— Elle ne serait pas un peu nympho, ta souris ?
Il ne répond pas ; tremble d'excitation.
— Elle aider moi à bousiller racaille.
— Pourquoi n'avez-vous pas trucidé Ma Gloire, l'organisateur des partouzes ?
— Nous croire lui mort.
— C'est toi qui lui as fourré le sexe du minet dans la gueule ?
— Non, elle.
Je ne le questionne pas plus avant pour le moment. Ma sidération est totale lorsque je vois compère Salami pénétrer dans le hall.
60
Le valeureux hound se précipite contre moi, la langue dégoulinante d'allégresse. Son fouet ressemble à la baguette d'un chef dirigeant une csardas échevelée.
— Comment as-tu su que je me trouvais ici ? lui demandé-je avec ébaubure.
Il n'a pas à me fournir la réponse car deux personnes surgissent à leur tour : Marie-Marie et Antoinette. Souriantes !
Ma fillette court à moi et se jette dans mes bras. Tu connais l'expression : « serrer à l'étouffer » ? Eh bien, elle correspond à l'instant. Me bisouille le cou, les joues, les oreilles en clamant :
— Papa ! Papa ! Papa !
Heureux mais stupéfait, je la laisse me torticoler avec ravissement. Pendant ces transports, ma Musaraigne d'autrefois embrasse son oncle. Qui, ému également, psalmodie : « Comment se puisse t'est-ce ? Comment se puisse-t-il ? »
Marie-Marie explique :
— Depuis notre retour d'Arabie, la petite ne veut plus vivre sans toi.
O douces paroles à mon âme offertes ! Chant divin dans lequel passent les émotions les plus suaves.
Je la presse plus fortement sur mon être géniteur. Tout à coup, aimé-je à dire, Antoinette avise Kozeck et pousse un cri :
— Oh ! bobo le monsieur !
— Il a eu un accident, expliqué-je, on va le conduire à l'hôpital ! Auparavant, soliloqué-je, nous allons faire un crochet chez sa femme.
Je pose enfin à Marie-Marie la question qui me brûle les lèvres tel un cigare fumé à l'envers :
— Qui t'a dit que j'étais dans ce château ?
— Ta mère l'ignorait ; à ton bureau l'on m'a répondu : « Monsieur le directeur est en mission ». Je me suis rabattue sur Jérémie. L'un de ses gosses m'a appris qu'il était à l'hôpital. J'ai pu l'y joindre et, grâce à lui, obtenir le renseignement.

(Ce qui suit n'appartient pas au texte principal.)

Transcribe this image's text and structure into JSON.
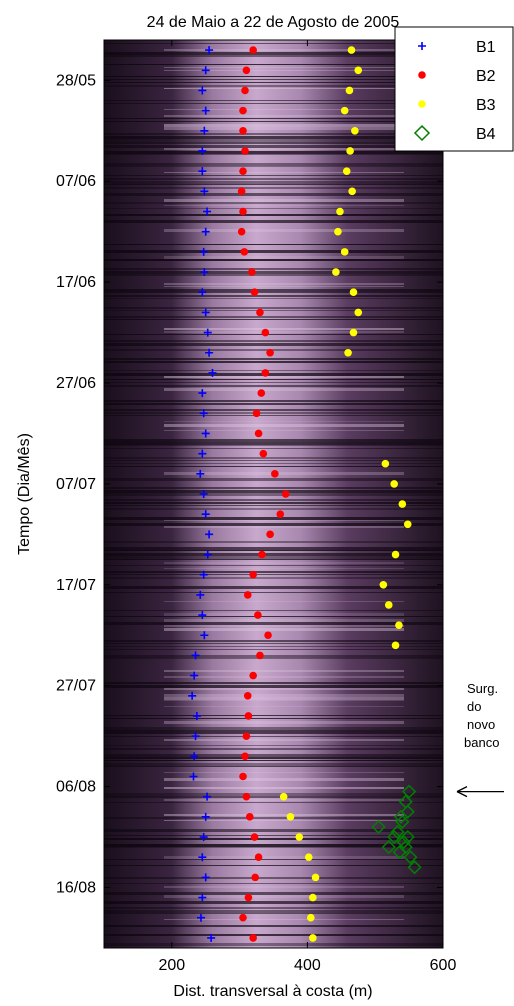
{
  "chart_data": {
    "type": "scatter",
    "title": "24 de Maio a 22 de Agosto de 2005",
    "xlabel": "Dist. transversal à costa (m)",
    "ylabel": "Tempo (Dia/Mês)",
    "xlim": [
      100,
      600
    ],
    "x_ticks": [
      "200",
      "400",
      "600"
    ],
    "x_tick_values": [
      200,
      400,
      600
    ],
    "ylim_days": [
      24,
      114
    ],
    "y_axis_reversed": true,
    "y_ticks": [
      "28/05",
      "07/06",
      "17/06",
      "27/06",
      "07/07",
      "17/07",
      "27/07",
      "06/08",
      "16/08"
    ],
    "y_tick_days": [
      28,
      38,
      48,
      58,
      68,
      78,
      88,
      98,
      108
    ],
    "background": "timestack image (pink/black intensity)",
    "legend_position": "top-right",
    "annotation": {
      "lines": [
        "Surg.",
        "do",
        "novo",
        "banco"
      ],
      "arrow_target_day": 98.5
    },
    "series": [
      {
        "name": "B1",
        "marker": "plus",
        "color": "#0000ff",
        "y_days": [
          25,
          27,
          29,
          31,
          33,
          35,
          37,
          39,
          41,
          43,
          45,
          47,
          49,
          51,
          53,
          55,
          57,
          59,
          61,
          63,
          65,
          67,
          69,
          71,
          73,
          75,
          77,
          79,
          81,
          83,
          85,
          87,
          89,
          91,
          93,
          95,
          97,
          99,
          101,
          103,
          105,
          107,
          109,
          111,
          113
        ],
        "x": [
          255,
          250,
          245,
          250,
          248,
          245,
          245,
          248,
          252,
          250,
          247,
          248,
          245,
          250,
          253,
          255,
          260,
          245,
          247,
          250,
          245,
          242,
          247,
          250,
          255,
          253,
          247,
          242,
          245,
          248,
          235,
          233,
          230,
          237,
          235,
          233,
          232,
          252,
          250,
          247,
          245,
          250,
          245,
          243,
          258
        ]
      },
      {
        "name": "B2",
        "marker": "dot",
        "color": "#ff0000",
        "y_days": [
          25,
          27,
          29,
          31,
          33,
          35,
          37,
          39,
          41,
          43,
          45,
          47,
          49,
          51,
          53,
          55,
          57,
          59,
          61,
          63,
          65,
          67,
          69,
          71,
          73,
          75,
          77,
          79,
          81,
          83,
          85,
          87,
          89,
          91,
          93,
          95,
          97,
          99,
          101,
          103,
          105,
          107,
          109,
          111,
          113
        ],
        "x": [
          320,
          310,
          308,
          305,
          305,
          308,
          305,
          303,
          305,
          303,
          307,
          318,
          322,
          330,
          338,
          345,
          338,
          332,
          325,
          328,
          335,
          352,
          368,
          360,
          345,
          333,
          320,
          312,
          327,
          342,
          330,
          320,
          312,
          313,
          310,
          308,
          305,
          310,
          315,
          322,
          328,
          323,
          313,
          305,
          320
        ]
      },
      {
        "name": "B3",
        "marker": "dot",
        "color": "#ffff00",
        "y_days": [
          25,
          27,
          29,
          31,
          33,
          35,
          37,
          39,
          41,
          43,
          45,
          47,
          49,
          51,
          53,
          55,
          66,
          68,
          70,
          72,
          75,
          78,
          80,
          82,
          84,
          99,
          101,
          103,
          105,
          107,
          109,
          111,
          113
        ],
        "x": [
          465,
          475,
          462,
          455,
          470,
          463,
          458,
          466,
          448,
          445,
          455,
          442,
          468,
          475,
          468,
          460,
          515,
          528,
          540,
          548,
          530,
          512,
          520,
          535,
          530,
          365,
          375,
          388,
          402,
          412,
          408,
          405,
          408
        ]
      },
      {
        "name": "B4",
        "marker": "diamond",
        "color": "#008000",
        "y_days": [
          98.5,
          99.5,
          100.5,
          101.5,
          102.5,
          103.5,
          104.5,
          102,
          103,
          104,
          105,
          106,
          104,
          101,
          103
        ],
        "x": [
          550,
          545,
          548,
          540,
          533,
          542,
          536,
          505,
          528,
          545,
          552,
          558,
          520,
          538,
          548
        ]
      }
    ]
  }
}
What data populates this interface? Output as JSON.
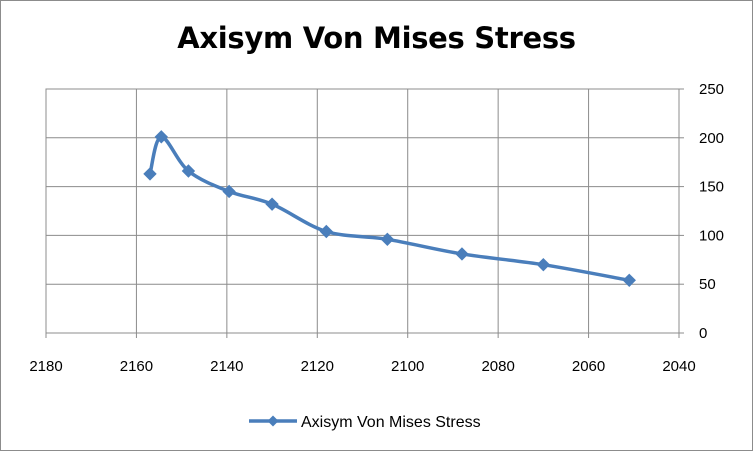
{
  "chart_data": {
    "type": "line",
    "title": "Axisym Von Mises Stress",
    "xlabel": "",
    "ylabel": "",
    "x_axis_reversed": true,
    "xlim": [
      2040,
      2180
    ],
    "ylim": [
      0,
      250
    ],
    "x_ticks": [
      2180,
      2160,
      2140,
      2120,
      2100,
      2080,
      2060,
      2040
    ],
    "y_ticks": [
      0,
      50,
      100,
      150,
      200,
      250
    ],
    "y_axis_position": "right",
    "grid": true,
    "legend_position": "bottom",
    "series": [
      {
        "name": "Axisym Von Mises Stress",
        "color": "#4a7ebb",
        "marker": "diamond",
        "x": [
          2157,
          2154.5,
          2148.5,
          2139.5,
          2130,
          2118,
          2104.5,
          2088,
          2070,
          2051
        ],
        "y": [
          163,
          201,
          166,
          145,
          132,
          104,
          96,
          81,
          70,
          54
        ]
      }
    ]
  }
}
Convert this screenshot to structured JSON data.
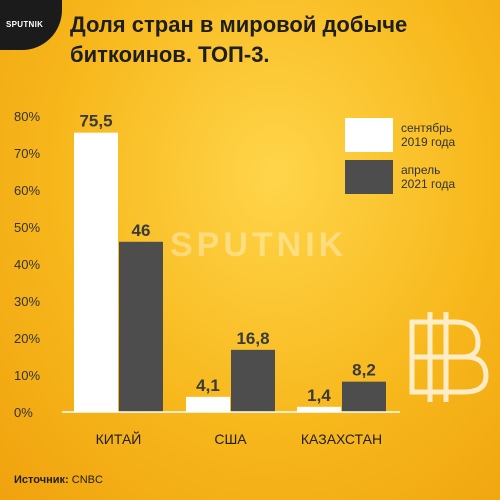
{
  "brand": {
    "logo_text": "SPUTNIK",
    "watermark": "SPUTNIK"
  },
  "title": "Доля стран в мировой добыче биткоинов. ТОП-3.",
  "source": {
    "label": "Источник:",
    "value": "CNBC"
  },
  "colors": {
    "series1": "#ffffff",
    "series2": "#4d4d4d",
    "text": "#333333"
  },
  "chart_data": {
    "type": "bar",
    "categories": [
      "КИТАЙ",
      "США",
      "КАЗАХСТАН"
    ],
    "series": [
      {
        "name": "сентябрь 2019 года",
        "values": [
          75.5,
          4.1,
          1.4
        ],
        "labels": [
          "75,5",
          "4,1",
          "1,4"
        ]
      },
      {
        "name": "апрель 2021 года",
        "values": [
          46,
          16.8,
          8.2
        ],
        "labels": [
          "46",
          "16,8",
          "8,2"
        ]
      }
    ],
    "yticks": [
      0,
      10,
      20,
      30,
      40,
      50,
      60,
      70,
      80
    ],
    "ytick_labels": [
      "0%",
      "10%",
      "20%",
      "30%",
      "40%",
      "50%",
      "60%",
      "70%",
      "80%"
    ],
    "ylim": [
      0,
      80
    ],
    "grid": false,
    "legend": "top-right"
  },
  "legend": [
    {
      "line1": "сентябрь",
      "line2": "2019 года"
    },
    {
      "line1": "апрель",
      "line2": "2021 года"
    }
  ]
}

— On voit que tu as travaillé pour la Rousse. Cela dit, j'ai école : le dernier étage de notre enquête à mettre sur orbite. Allez m'attendre chez Félicie, je ferai le plus vite possible.
En entendant ces mots, ma gosse se met à trépigner :
— Je ne veux pas te quitter ! JE RESTE AVEC TOI !

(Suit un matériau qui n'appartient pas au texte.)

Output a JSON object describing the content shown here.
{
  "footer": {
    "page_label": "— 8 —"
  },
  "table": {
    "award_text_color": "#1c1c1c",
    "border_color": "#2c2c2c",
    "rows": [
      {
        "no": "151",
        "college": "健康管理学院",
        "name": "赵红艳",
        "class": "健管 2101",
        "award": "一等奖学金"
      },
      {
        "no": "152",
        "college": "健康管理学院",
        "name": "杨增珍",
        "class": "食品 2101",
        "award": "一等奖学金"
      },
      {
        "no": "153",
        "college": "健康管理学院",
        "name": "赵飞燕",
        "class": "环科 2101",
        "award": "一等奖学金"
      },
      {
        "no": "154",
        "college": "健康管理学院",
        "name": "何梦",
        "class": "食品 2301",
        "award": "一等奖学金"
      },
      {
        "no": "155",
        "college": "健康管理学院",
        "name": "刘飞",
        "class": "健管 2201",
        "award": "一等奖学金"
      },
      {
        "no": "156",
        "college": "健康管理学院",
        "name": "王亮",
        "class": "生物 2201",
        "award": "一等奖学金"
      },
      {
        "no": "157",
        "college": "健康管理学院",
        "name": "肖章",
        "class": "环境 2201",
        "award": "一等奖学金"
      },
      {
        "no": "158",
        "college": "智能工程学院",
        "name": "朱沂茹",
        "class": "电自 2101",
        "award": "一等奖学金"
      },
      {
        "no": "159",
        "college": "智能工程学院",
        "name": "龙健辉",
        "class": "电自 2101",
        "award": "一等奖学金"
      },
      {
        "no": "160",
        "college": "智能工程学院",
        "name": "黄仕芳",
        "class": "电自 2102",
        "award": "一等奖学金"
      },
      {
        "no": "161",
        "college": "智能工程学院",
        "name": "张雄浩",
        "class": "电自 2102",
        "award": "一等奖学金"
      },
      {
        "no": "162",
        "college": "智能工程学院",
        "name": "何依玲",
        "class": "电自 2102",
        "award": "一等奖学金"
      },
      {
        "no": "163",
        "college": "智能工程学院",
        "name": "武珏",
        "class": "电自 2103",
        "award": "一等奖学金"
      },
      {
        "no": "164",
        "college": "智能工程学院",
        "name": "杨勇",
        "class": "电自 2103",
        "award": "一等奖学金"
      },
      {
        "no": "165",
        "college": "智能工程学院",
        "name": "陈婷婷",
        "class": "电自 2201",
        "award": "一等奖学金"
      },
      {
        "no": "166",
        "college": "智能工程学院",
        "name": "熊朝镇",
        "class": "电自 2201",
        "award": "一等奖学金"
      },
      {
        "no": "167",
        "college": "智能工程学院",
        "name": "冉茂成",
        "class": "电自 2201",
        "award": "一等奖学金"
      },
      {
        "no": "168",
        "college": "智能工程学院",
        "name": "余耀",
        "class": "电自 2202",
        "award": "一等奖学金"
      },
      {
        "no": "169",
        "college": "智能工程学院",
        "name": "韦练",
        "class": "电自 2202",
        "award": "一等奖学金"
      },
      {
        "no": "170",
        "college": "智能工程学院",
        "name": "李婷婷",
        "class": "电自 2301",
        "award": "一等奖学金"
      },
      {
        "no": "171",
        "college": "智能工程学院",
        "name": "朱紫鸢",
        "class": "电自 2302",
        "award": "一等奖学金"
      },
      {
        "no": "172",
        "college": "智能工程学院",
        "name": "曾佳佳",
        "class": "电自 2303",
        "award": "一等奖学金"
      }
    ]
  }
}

Si t'as jamais vu un papa aux anges, radine fissa avec ton Kodak, ton Nikon ou ton Rolleypimprenelle, mec ! Et flashe ! Ça vaut les trente-six poses. Mille fois plus alléchantes que celles duKãma-sutra (d'ailleurs, tu voudrais faire goder des Français avec des enculades d'hindous, toi ?).
— Bon ! Bon ! calmé-je, c'est entendu, ma puce : on ne se sépare pas. Vous allez m'accompagner, c'est à deux pas d'ici, mais vous devrez m'attendre un petit moment.
— Oui ! Oui ! Oui !
Battements de mains !
— Je sens que vais vivre des jours difficiles, fait Marie-Marie. Dans la vie, c'est toujours ainsi : le bonheur des uns ne fait pas fatalement celui des autres !

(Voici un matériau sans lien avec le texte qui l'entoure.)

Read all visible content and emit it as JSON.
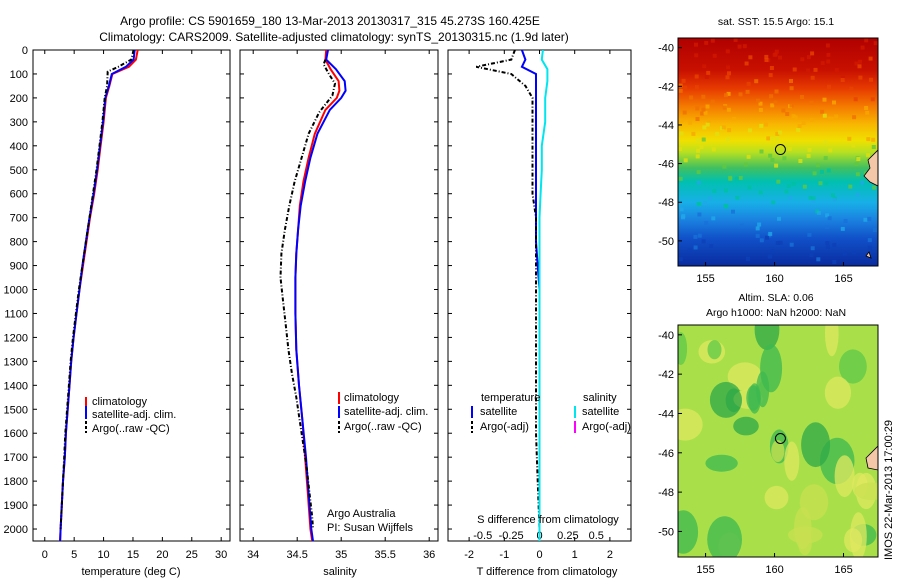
{
  "header": {
    "line1": "Argo profile: CS 5901659_180 13-Mar-2013 20130317_315 45.273S 160.425E",
    "line2": "Climatology: CARS2009. Satellite-adjusted climatology: synTS_20130315.nc (1.9d later)"
  },
  "colors": {
    "climatology": "#ff0000",
    "satellite": "#0000ff",
    "argo": "#000000",
    "salinity_satellite": "#00e5ee",
    "salinity_argo": "#ff00ff"
  },
  "depth_axis": {
    "range": [
      0,
      2050
    ],
    "ticks": [
      0,
      100,
      200,
      300,
      400,
      500,
      600,
      700,
      800,
      900,
      1000,
      1100,
      1200,
      1300,
      1400,
      1500,
      1600,
      1700,
      1800,
      1900,
      2000
    ]
  },
  "temperature_panel": {
    "xlabel": "temperature (deg C)",
    "xlim": [
      -2,
      31.5
    ],
    "xticks": [
      0,
      5,
      10,
      15,
      20,
      25,
      30
    ],
    "legend": [
      "climatology",
      "satellite-adj. clim.",
      "Argo(..raw -QC)"
    ]
  },
  "salinity_panel": {
    "xlabel": "salinity",
    "xlim": [
      33.85,
      36.1
    ],
    "xticks": [
      34,
      34.5,
      35,
      35.5,
      36
    ],
    "xtick_labels": [
      "34",
      "34.5",
      "35",
      "35.5",
      "36"
    ],
    "legend": [
      "climatology",
      "satellite-adj. clim.",
      "Argo(..raw -QC)"
    ],
    "note_line1": "Argo Australia",
    "note_line2": "PI: Susan Wijffels"
  },
  "difference_panel": {
    "xlabel": "T difference from climatology",
    "xlim": [
      -2.6,
      2.6
    ],
    "xticks": [
      -2,
      -1,
      0,
      1,
      2
    ],
    "top_label": "S difference from climatology",
    "top_ticks": [
      -0.5,
      -0.25,
      0,
      0.25,
      0.5
    ],
    "top_tick_labels": [
      "-0.5",
      "-0.25",
      "0",
      "0.25",
      "0.5"
    ],
    "legend_temperature_title": "temperature",
    "legend_salinity_title": "salinity",
    "legend_temperature": [
      "satellite",
      "Argo(-adj)"
    ],
    "legend_salinity": [
      "satellite",
      "Argo(-adj)"
    ]
  },
  "sst_map": {
    "title": "sat. SST: 15.5 Argo: 15.1",
    "lon_ticks": [
      155,
      160,
      165
    ],
    "lat_ticks": [
      -40,
      -42,
      -44,
      -46,
      -48,
      -50
    ],
    "profile_location": [
      160.425,
      -45.273
    ]
  },
  "sla_map": {
    "title_line1": "Altim. SLA: 0.06",
    "title_line2": "Argo h1000: NaN h2000: NaN",
    "lon_ticks": [
      155,
      160,
      165
    ],
    "lat_ticks": [
      -40,
      -42,
      -44,
      -46,
      -48,
      -50
    ],
    "profile_location": [
      160.425,
      -45.273
    ]
  },
  "side_stamp": "IMOS 22-Mar-2013 17:00:29",
  "chart_data": [
    {
      "type": "line",
      "name": "temperature profile",
      "y": "depth",
      "series": [
        {
          "name": "climatology",
          "points": [
            [
              15.8,
              0
            ],
            [
              15.5,
              40
            ],
            [
              14.3,
              70
            ],
            [
              11.5,
              100
            ],
            [
              11.0,
              150
            ],
            [
              10.4,
              200
            ],
            [
              10.0,
              300
            ],
            [
              9.5,
              400
            ],
            [
              9.0,
              500
            ],
            [
              8.4,
              600
            ],
            [
              7.7,
              700
            ],
            [
              7.1,
              800
            ],
            [
              6.5,
              900
            ],
            [
              5.9,
              1000
            ],
            [
              5.4,
              1100
            ],
            [
              4.9,
              1200
            ],
            [
              4.5,
              1300
            ],
            [
              4.2,
              1400
            ],
            [
              3.9,
              1500
            ],
            [
              3.6,
              1600
            ],
            [
              3.4,
              1700
            ],
            [
              3.1,
              1800
            ],
            [
              2.9,
              1900
            ],
            [
              2.7,
              2000
            ],
            [
              2.6,
              2050
            ]
          ]
        },
        {
          "name": "satellite-adj. clim.",
          "points": [
            [
              15.3,
              0
            ],
            [
              15.1,
              40
            ],
            [
              13.8,
              70
            ],
            [
              11.4,
              100
            ],
            [
              10.9,
              150
            ],
            [
              10.3,
              200
            ],
            [
              9.9,
              300
            ],
            [
              9.4,
              400
            ],
            [
              8.9,
              500
            ],
            [
              8.3,
              600
            ],
            [
              7.6,
              700
            ],
            [
              7.0,
              800
            ],
            [
              6.4,
              900
            ],
            [
              5.9,
              1000
            ],
            [
              5.4,
              1100
            ],
            [
              4.9,
              1200
            ],
            [
              4.5,
              1300
            ],
            [
              4.2,
              1400
            ],
            [
              3.9,
              1500
            ],
            [
              3.6,
              1600
            ],
            [
              3.4,
              1700
            ],
            [
              3.1,
              1800
            ],
            [
              2.9,
              1900
            ],
            [
              2.7,
              2000
            ],
            [
              2.6,
              2050
            ]
          ]
        },
        {
          "name": "Argo(..raw -QC)",
          "points": [
            [
              15.1,
              0
            ],
            [
              14.7,
              40
            ],
            [
              12.5,
              70
            ],
            [
              10.7,
              90
            ],
            [
              10.6,
              150
            ],
            [
              10.2,
              200
            ],
            [
              9.8,
              300
            ],
            [
              9.3,
              400
            ],
            [
              8.8,
              500
            ],
            [
              8.2,
              600
            ],
            [
              7.6,
              700
            ],
            [
              7.0,
              800
            ],
            [
              6.4,
              900
            ],
            [
              5.8,
              1000
            ],
            [
              5.3,
              1100
            ],
            [
              4.8,
              1200
            ],
            [
              4.4,
              1300
            ],
            [
              4.1,
              1400
            ],
            [
              3.8,
              1500
            ],
            [
              3.5,
              1600
            ],
            [
              3.3,
              1700
            ],
            [
              3.1,
              1800
            ],
            [
              2.9,
              1900
            ],
            [
              2.7,
              2000
            ]
          ]
        }
      ]
    },
    {
      "type": "line",
      "name": "salinity profile",
      "y": "depth",
      "series": [
        {
          "name": "climatology",
          "points": [
            [
              34.83,
              0
            ],
            [
              34.82,
              40
            ],
            [
              34.88,
              80
            ],
            [
              34.97,
              130
            ],
            [
              34.98,
              170
            ],
            [
              34.95,
              200
            ],
            [
              34.82,
              250
            ],
            [
              34.7,
              350
            ],
            [
              34.63,
              450
            ],
            [
              34.57,
              550
            ],
            [
              34.53,
              650
            ],
            [
              34.51,
              750
            ],
            [
              34.49,
              850
            ],
            [
              34.48,
              950
            ],
            [
              34.48,
              1100
            ],
            [
              34.49,
              1250
            ],
            [
              34.52,
              1400
            ],
            [
              34.56,
              1550
            ],
            [
              34.59,
              1700
            ],
            [
              34.62,
              1850
            ],
            [
              34.65,
              2000
            ],
            [
              34.67,
              2050
            ]
          ]
        },
        {
          "name": "satellite-adj. clim.",
          "points": [
            [
              34.85,
              0
            ],
            [
              34.83,
              40
            ],
            [
              34.94,
              80
            ],
            [
              35.04,
              130
            ],
            [
              35.05,
              170
            ],
            [
              35.0,
              200
            ],
            [
              34.87,
              250
            ],
            [
              34.73,
              350
            ],
            [
              34.65,
              450
            ],
            [
              34.59,
              550
            ],
            [
              34.54,
              650
            ],
            [
              34.51,
              750
            ],
            [
              34.49,
              850
            ],
            [
              34.48,
              950
            ],
            [
              34.48,
              1100
            ],
            [
              34.49,
              1250
            ],
            [
              34.52,
              1400
            ],
            [
              34.56,
              1550
            ],
            [
              34.6,
              1700
            ],
            [
              34.63,
              1850
            ],
            [
              34.66,
              2000
            ],
            [
              34.68,
              2050
            ]
          ]
        },
        {
          "name": "Argo(..raw -QC)",
          "points": [
            [
              34.82,
              40
            ],
            [
              34.8,
              60
            ],
            [
              34.86,
              100
            ],
            [
              34.93,
              140
            ],
            [
              34.9,
              190
            ],
            [
              34.75,
              260
            ],
            [
              34.63,
              350
            ],
            [
              34.55,
              450
            ],
            [
              34.47,
              550
            ],
            [
              34.41,
              650
            ],
            [
              34.36,
              750
            ],
            [
              34.32,
              850
            ],
            [
              34.31,
              950
            ],
            [
              34.34,
              1050
            ],
            [
              34.37,
              1150
            ],
            [
              34.4,
              1250
            ],
            [
              34.44,
              1350
            ],
            [
              34.49,
              1450
            ],
            [
              34.53,
              1550
            ],
            [
              34.57,
              1650
            ],
            [
              34.61,
              1750
            ],
            [
              34.64,
              1850
            ],
            [
              34.67,
              1950
            ],
            [
              34.68,
              2000
            ]
          ]
        }
      ]
    },
    {
      "type": "line",
      "name": "difference from climatology",
      "y": "depth",
      "series": [
        {
          "name": "temperature satellite",
          "units": "deg C",
          "points": [
            [
              -0.5,
              0
            ],
            [
              -0.4,
              40
            ],
            [
              -0.5,
              70
            ],
            [
              -0.1,
              100
            ],
            [
              -0.1,
              150
            ],
            [
              -0.1,
              200
            ],
            [
              -0.1,
              300
            ],
            [
              -0.1,
              400
            ],
            [
              -0.1,
              500
            ],
            [
              -0.1,
              600
            ],
            [
              -0.1,
              700
            ],
            [
              -0.1,
              800
            ],
            [
              -0.05,
              900
            ],
            [
              0,
              1000
            ],
            [
              0,
              1500
            ],
            [
              0,
              2000
            ],
            [
              0,
              2050
            ]
          ]
        },
        {
          "name": "temperature Argo(-adj)",
          "units": "deg C",
          "points": [
            [
              -0.7,
              0
            ],
            [
              -0.8,
              40
            ],
            [
              -1.8,
              70
            ],
            [
              -0.8,
              100
            ],
            [
              -0.4,
              150
            ],
            [
              -0.2,
              200
            ],
            [
              -0.2,
              300
            ],
            [
              -0.2,
              400
            ],
            [
              -0.2,
              500
            ],
            [
              -0.2,
              600
            ],
            [
              -0.1,
              700
            ],
            [
              -0.1,
              800
            ],
            [
              -0.1,
              1000
            ],
            [
              -0.1,
              1200
            ],
            [
              -0.1,
              1400
            ],
            [
              -0.1,
              1600
            ],
            [
              -0.05,
              1800
            ],
            [
              0,
              2000
            ]
          ]
        },
        {
          "name": "salinity satellite",
          "units": "psu",
          "points": [
            [
              0.03,
              0
            ],
            [
              0.02,
              40
            ],
            [
              0.07,
              80
            ],
            [
              0.07,
              130
            ],
            [
              0.05,
              200
            ],
            [
              0.05,
              300
            ],
            [
              0.02,
              400
            ],
            [
              0.02,
              500
            ],
            [
              0.01,
              600
            ],
            [
              0,
              700
            ],
            [
              0,
              1000
            ],
            [
              0,
              1500
            ],
            [
              0,
              2000
            ],
            [
              0,
              2050
            ]
          ]
        }
      ]
    }
  ]
}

Nous nous entassons dans ma nouvelle tire : les « femmes » devant, Béru et sa victime derrière.
En peu de temps, je stoppe devant le modeste logis du père Moktar. La famille est une fois de plus à table (à croire qu'ils ne font que claper). Grand-père, mémé, ma merveilleuse Schéhérazade et son rejeton hypodermique[60].
L'arrivée de notre trio d'hommes dans ce lieu modeste apporte panique et stupeur. La vieille Antinéa se met à implorer Allãh, son petit-fils à claquer des chailles ; le grand-dabe saisit son couteau de table et le tient serré jusqu'à la violissure des doigts ; quant à l'exquise baiseuse, son visage me rappelle un plat d'épinards que j'ai beaucoup aimé.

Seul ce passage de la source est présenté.